Wie die „Hij" is, zoo vraagt ge?
Hij is het, Die daar zit boven den kloot der aarde, en derzelver inwoners zijn als sprinkhanen; (vs. 22), Die de volken acht als een druppel van een emmer, en als een stofje van de weegschaal (vs. 15).
Hoort, hoe Hij ons wordt voorgesteld in vers 10: Zie, de Heere Heere zal komen tegen den sterke, en Zijn arm zal heerschen; ziet, Zijn loon is bij Hem, en Zijn arbeidsloon is voor Zijn aangezicht. Hij zal Zijne kudde weiden gelijk een herder! Hij zal de zoogenden, anders vertaald: de zwangeren, de zwaarbeladenen, zachtkens leiden.

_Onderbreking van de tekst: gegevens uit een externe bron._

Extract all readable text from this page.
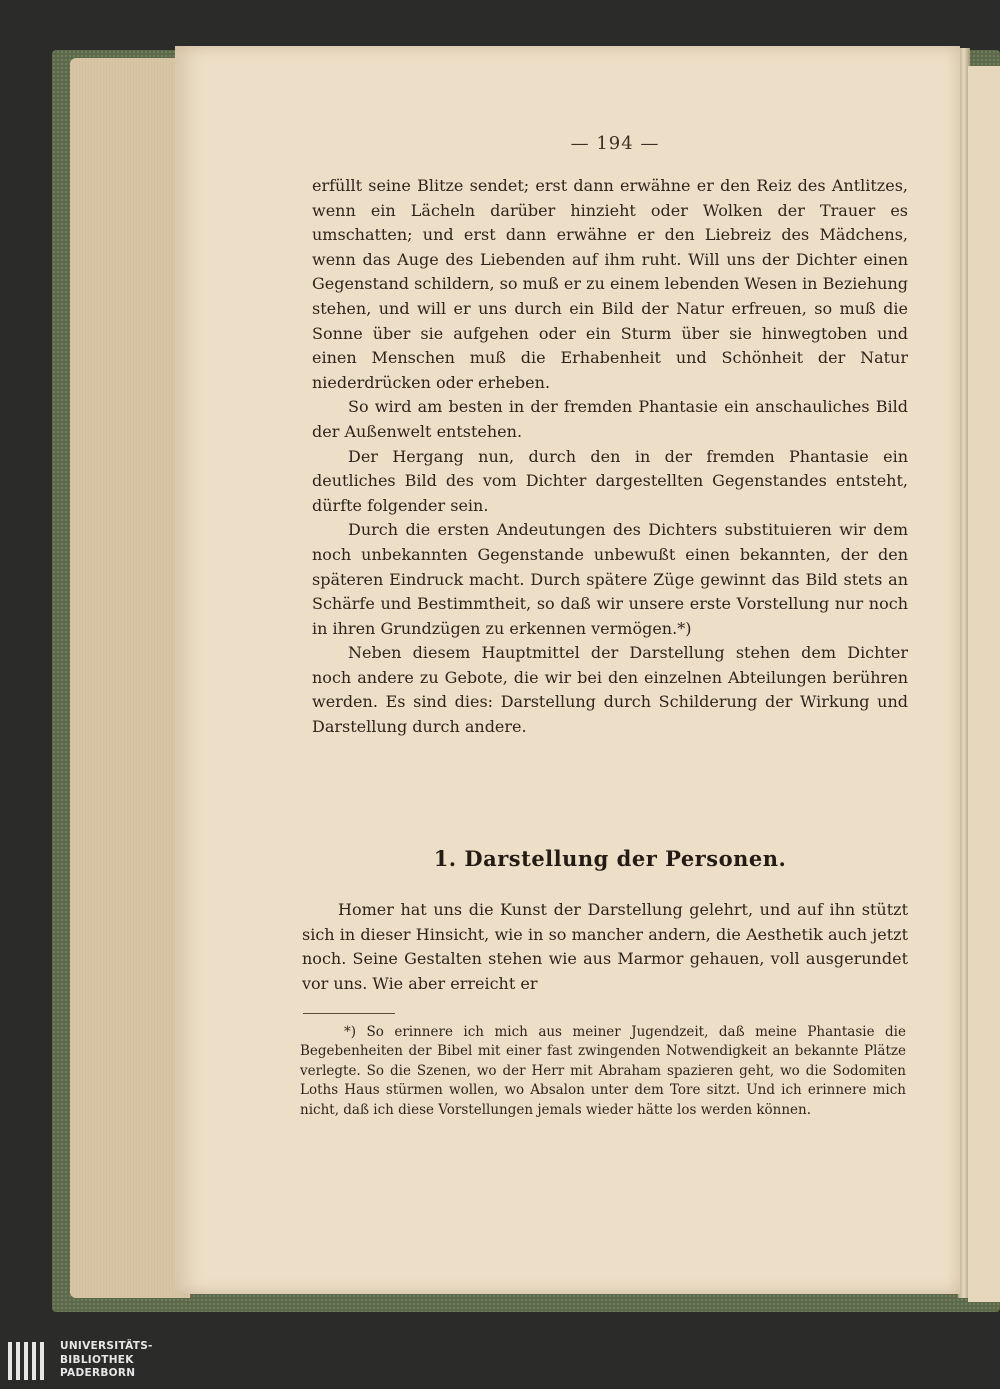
— 194 —

erfüllt seine Blitze sendet; erst dann erwähne er den Reiz des Antlitzes, wenn ein Lächeln darüber hinzieht oder Wolken der Trauer es umschatten; und erst dann erwähne er den Liebreiz des Mädchens, wenn das Auge des Liebenden auf ihm ruht. Will uns der Dichter einen Gegenstand schildern, so muß er zu einem lebenden Wesen in Beziehung stehen, und will er uns durch ein Bild der Natur erfreuen, so muß die Sonne über sie aufgehen oder ein Sturm über sie hinwegtoben und einen Menschen muß die Erhabenheit und Schönheit der Natur niederdrücken oder erheben.

So wird am besten in der fremden Phantasie ein anschauliches Bild der Außenwelt entstehen.

Der Hergang nun, durch den in der fremden Phantasie ein deutliches Bild des vom Dichter dargestellten Gegenstandes entsteht, dürfte folgender sein.

Durch die ersten Andeutungen des Dichters substituieren wir dem noch unbekannten Gegenstande unbewußt einen bekannten, der den späteren Eindruck macht. Durch spätere Züge gewinnt das Bild stets an Schärfe und Bestimmtheit, so daß wir unsere erste Vorstellung nur noch in ihren Grundzügen zu erkennen vermögen.*)

Neben diesem Hauptmittel der Darstellung stehen dem Dichter noch andere zu Gebote, die wir bei den einzelnen Abteilungen berühren werden. Es sind dies: Darstellung durch Schilderung der Wirkung und Darstellung durch andere.

1. Darstellung der Personen.

Homer hat uns die Kunst der Darstellung gelehrt, und auf ihn stützt sich in dieser Hinsicht, wie in so mancher andern, die Aesthetik auch jetzt noch. Seine Gestalten stehen wie aus Marmor gehauen, voll ausgerundet vor uns. Wie aber erreicht er

*) So erinnere ich mich aus meiner Jugendzeit, daß meine Phantasie die Begebenheiten der Bibel mit einer fast zwingenden Notwendigkeit an bekannte Plätze verlegte. So die Szenen, wo der Herr mit Abraham spazieren geht, wo die Sodomiten Loths Haus stürmen wollen, wo Absalon unter dem Tore sitzt. Und ich erinnere mich nicht, daß ich diese Vorstellungen jemals wieder hätte los werden können.

UNIVERSITÄTS-
BIBLIOTHEK
PADERBORN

Vrucht van het kruis! Dat kruis werpt zijn lichtglans ook over de waarheid van onzen tekst.
De zoogenden zal Hij zachtjes leiden. Maar wie worden hier bedoeld? We zeiden reeds het zijn de zwaarbeladenen, de vermoeiden! die zware lasten dragen, en dat diep gevoelen, omdat zij zwak van krachten zijn.
Zoo verschillend zijn de lasten, die door den mensch gedragen worden. Hoe zwaar is de last der zonde, als de Geest des Heeren aan die zonde ons ontdekt, als wij beginnen een blik te slaan in onszelven en de ongerechtigheid aanschouwen van ons eigen hart. Ons leven dat voorbij ging overziende bij het licht des Heiligen Geestes, komen we tot erkenning van de waarheid .......... het was alles voor mezelven .......... mijn gansche bestaan en al wat ik heb gedaan was met zonde bevlekt, zelfs mijn beste daden .......... ik ben niet dan een samenknoopsel van ongerechtigheid.
Als de ziel dat gevoelt, als het ware geheim des harten is bloot gelegd en de blik des geloofs op Christus wordt nog gemist o, welk een last.
Maar ook, als daar iets aanschouwd mag zijn van de dierbaarheid van Christus, ook dan is nog zoo menige ziel arbeidzaam om door eigen inspanning zich aannemelijk en aangenaam te maken in de oogen van Hem, in Wien alleen 's menschen volkomen behoud gelegen is. Welk een last voor menige ziel in dien arbeid. Welk mensch kan de rotsen ploegen, het zand tellen aan den oever der zee?
Welk mensch kan de groote wateren meten?
Heerlijk dan de verlossing, gewerkt aan die arme, beladen ziel, als zij komen mag tot het smaken van de rechtvaardigheid Gods door het geloof van Jezus Christus, die tot allen is en over allen die gelooven. Rechtvaardigheid om niet!
Dan ziet men het dwaze van den eigen arbeid! De arbeid in het gebod op gebod en het regel op regel, zonder ooit het doel te bereiken! Het dwaze van de poging om zoo zwaren steen te rollen tot op den top van den berg!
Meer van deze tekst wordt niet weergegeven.